Continuiamo le nostre interviste a architetti, urbanisti, filosofi, amministratori, sociologi, ...

Continuiamo le nostre interviste a architetti, urbanisti, filosofi, amministratori, sociologi,  ma anche scrittori e poeti, sulla forma della città contemporanea, sulla difficoltà che ha di essere rappresentata in modo adeguato, sulle complicate questioni che deve affrontare, dal rapporto con il passato alla necessità di avere dei confini. Stavolta ci risponde il professor Carpenzano, della Sapienza: delle sue molte pubblicazioni citiamo solo Porte metropolitane di Roma (Palombi) e Idea Immagine Architettura (Gangemi.

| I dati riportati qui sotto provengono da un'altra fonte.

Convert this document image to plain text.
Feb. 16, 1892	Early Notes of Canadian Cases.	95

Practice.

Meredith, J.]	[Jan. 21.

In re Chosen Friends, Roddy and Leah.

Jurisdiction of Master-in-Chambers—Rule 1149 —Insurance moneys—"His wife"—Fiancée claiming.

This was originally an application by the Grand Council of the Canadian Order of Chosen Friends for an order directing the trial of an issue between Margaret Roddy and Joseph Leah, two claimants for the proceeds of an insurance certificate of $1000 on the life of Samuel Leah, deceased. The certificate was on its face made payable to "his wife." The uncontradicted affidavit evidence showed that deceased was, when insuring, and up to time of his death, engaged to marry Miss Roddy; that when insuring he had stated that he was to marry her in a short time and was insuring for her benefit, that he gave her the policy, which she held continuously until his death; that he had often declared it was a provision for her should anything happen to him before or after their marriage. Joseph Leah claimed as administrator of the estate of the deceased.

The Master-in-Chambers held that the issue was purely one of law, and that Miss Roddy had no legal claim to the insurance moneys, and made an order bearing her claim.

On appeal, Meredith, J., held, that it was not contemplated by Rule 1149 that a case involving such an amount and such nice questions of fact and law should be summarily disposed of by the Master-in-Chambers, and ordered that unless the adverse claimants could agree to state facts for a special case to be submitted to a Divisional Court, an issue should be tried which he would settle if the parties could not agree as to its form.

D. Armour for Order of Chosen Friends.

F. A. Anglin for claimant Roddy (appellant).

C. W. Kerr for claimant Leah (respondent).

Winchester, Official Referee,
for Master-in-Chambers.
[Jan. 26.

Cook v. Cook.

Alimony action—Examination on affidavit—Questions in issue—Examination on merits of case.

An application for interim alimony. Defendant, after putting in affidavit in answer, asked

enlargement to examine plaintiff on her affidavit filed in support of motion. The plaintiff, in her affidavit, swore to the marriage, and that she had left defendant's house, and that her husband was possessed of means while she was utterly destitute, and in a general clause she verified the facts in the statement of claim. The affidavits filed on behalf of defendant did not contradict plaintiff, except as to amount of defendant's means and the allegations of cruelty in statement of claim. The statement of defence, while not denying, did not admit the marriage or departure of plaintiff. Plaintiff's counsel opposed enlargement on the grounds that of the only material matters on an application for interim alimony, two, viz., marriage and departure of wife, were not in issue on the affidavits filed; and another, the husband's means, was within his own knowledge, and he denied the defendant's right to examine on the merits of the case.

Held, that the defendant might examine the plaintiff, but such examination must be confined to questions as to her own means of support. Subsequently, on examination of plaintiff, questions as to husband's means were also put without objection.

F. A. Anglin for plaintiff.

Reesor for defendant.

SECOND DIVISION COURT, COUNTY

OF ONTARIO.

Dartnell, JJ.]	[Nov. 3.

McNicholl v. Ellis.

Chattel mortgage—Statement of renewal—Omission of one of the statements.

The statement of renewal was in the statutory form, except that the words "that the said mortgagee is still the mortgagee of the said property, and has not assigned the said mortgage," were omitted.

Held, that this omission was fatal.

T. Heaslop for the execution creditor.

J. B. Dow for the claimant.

L’urbanizzazione. Il nostro pianeta sta sempre più urbanizzandosi: ormai, per la prima volta nella storia dell’umanità, il numero di chi vive nelle città ha superato quello della popolazione rurale. E, se l’attuale tendenza sarà confermata, alla metà del secolo corrente circa i due terzi della popolazione vivrà in ambito urbano. Come valuti il fenomeno?
Oggi abbiamo davanti due modelli di città: direi riassumibili nei concetti di downtown e sprawl. Una tende alla densificazione, ed è la città raccolta, compiuta, quella che ci proviene dalla esperienza storica, quando la città doveva difendersi dalla tremenda natura, ed è la città dove si costruiscono le case una accanto all’altra (solidarietà, controllo sociale, sviluppo in altezza). L’altra è la città diffusa o dispersa, senza scopo e senza centro, caotica e frammentaria,  la città che non sa fermarsi, che divora tutto il territorio, prima costruisce poi ci mette servizi e infrastrutture, la villettopoli,  Los Angeles, ma anche la città teorizzata da Bernardo Secchi – che contrappone città moderna a città contemporanea, impegnata a cercare una razionalità diversa da quella del Movimento moderno.  Spesso la città esistente comprende questi i diversi modelli, ma in modo casuale o confuso. Certo la contemporaneità deve dare una risposta  a questo problema.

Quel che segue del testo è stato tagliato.